Davalı sigorta vekili davanın belirsiz alacak davası olarak açılamayacağını savunarak davanın usulden reddini talep etmiştir. Belirsiz alacak davasını düzenleyen 6100 Sayılı HMK 107. maddesinde; “(1) Davanın açıldığı tarihte alacağın miktarını yahut değerini tam ve kesin olarak belirleyebilmesinin kendisinden beklenemeyeceği veya bunun imkânsız olduğu hâllerde, alacaklı, hukuki ilişkiyi ve asgari bir miktar ya da değeri belirtmek suretiyle belirsiz alacak davası açabilir. (2) (Değişik:22/7/2020-7251/7 md.) Karşı tarafın verdiği bilgi veya tahkikat sonucu alacağın miktarı veya değerinin tam ve kesin olarak belirlenebilmesi mümkün olduğunda, hâkim tarafından tahkikat sona ermeden verilecek iki haftalık kesin süre içinde davacı, iddianın genişletilmesi yasağına tabi olmaksızın talebini tam ve kesin olarak belirleyebilir.

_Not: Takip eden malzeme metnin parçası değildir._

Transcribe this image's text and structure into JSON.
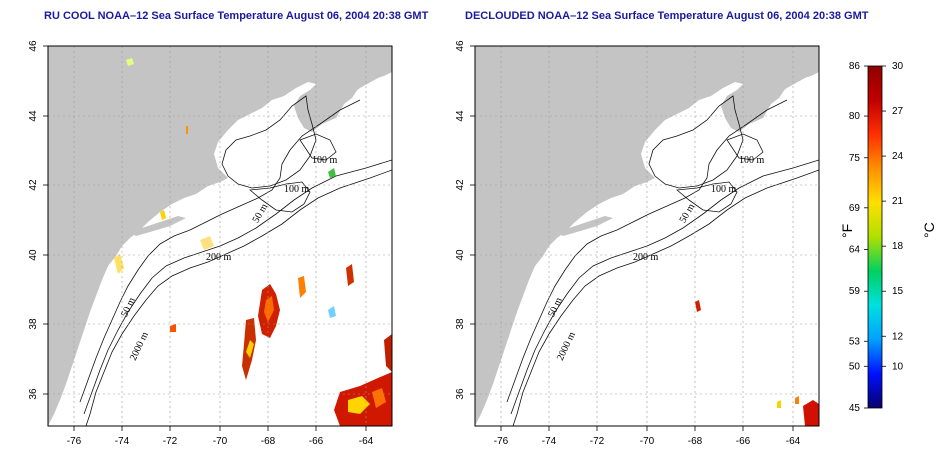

Aksi takdirde dava, talep sonucunda belirtilen miktar veya değer üzerinden görülüp karara bağlanır.” hükmüne yer verilmiştir. Bu hükme göre, belirsiz alacak davasının alacak miktarının veya değerinin tam ve kesin olarak belirlenemediği ya da imkansız olduğu hallerde belirsiz alacak davası açılabilecektir. Davacı tarafça dava açılmadan önce davalı trafik davalı sigorta şirketine başvuru üzerine ekspertiz raporu alınarak hasar miktarı bu rapor ile tespit edilmiş ise ise de, davacıya ait araçta trafik kazası sonucu meydana gelen gerçek zarar miktarı taraflar arasında tartışmasız ve açıkça belirli olmayıp, dava tarihi itibariyle zararın miktar ve değerini tam ve kesin olarak belirleyebilmesinin davacıdan beklenemeyeceği anlaşılmakla HMK’nın 107. maddesine uygun olarak, belirsiz alacak davası açılması mümkündür. (Yargıtay HGK 17.11.2020 tarih 2017/17-1102 E. 2020/905 K. sayılı ilamı)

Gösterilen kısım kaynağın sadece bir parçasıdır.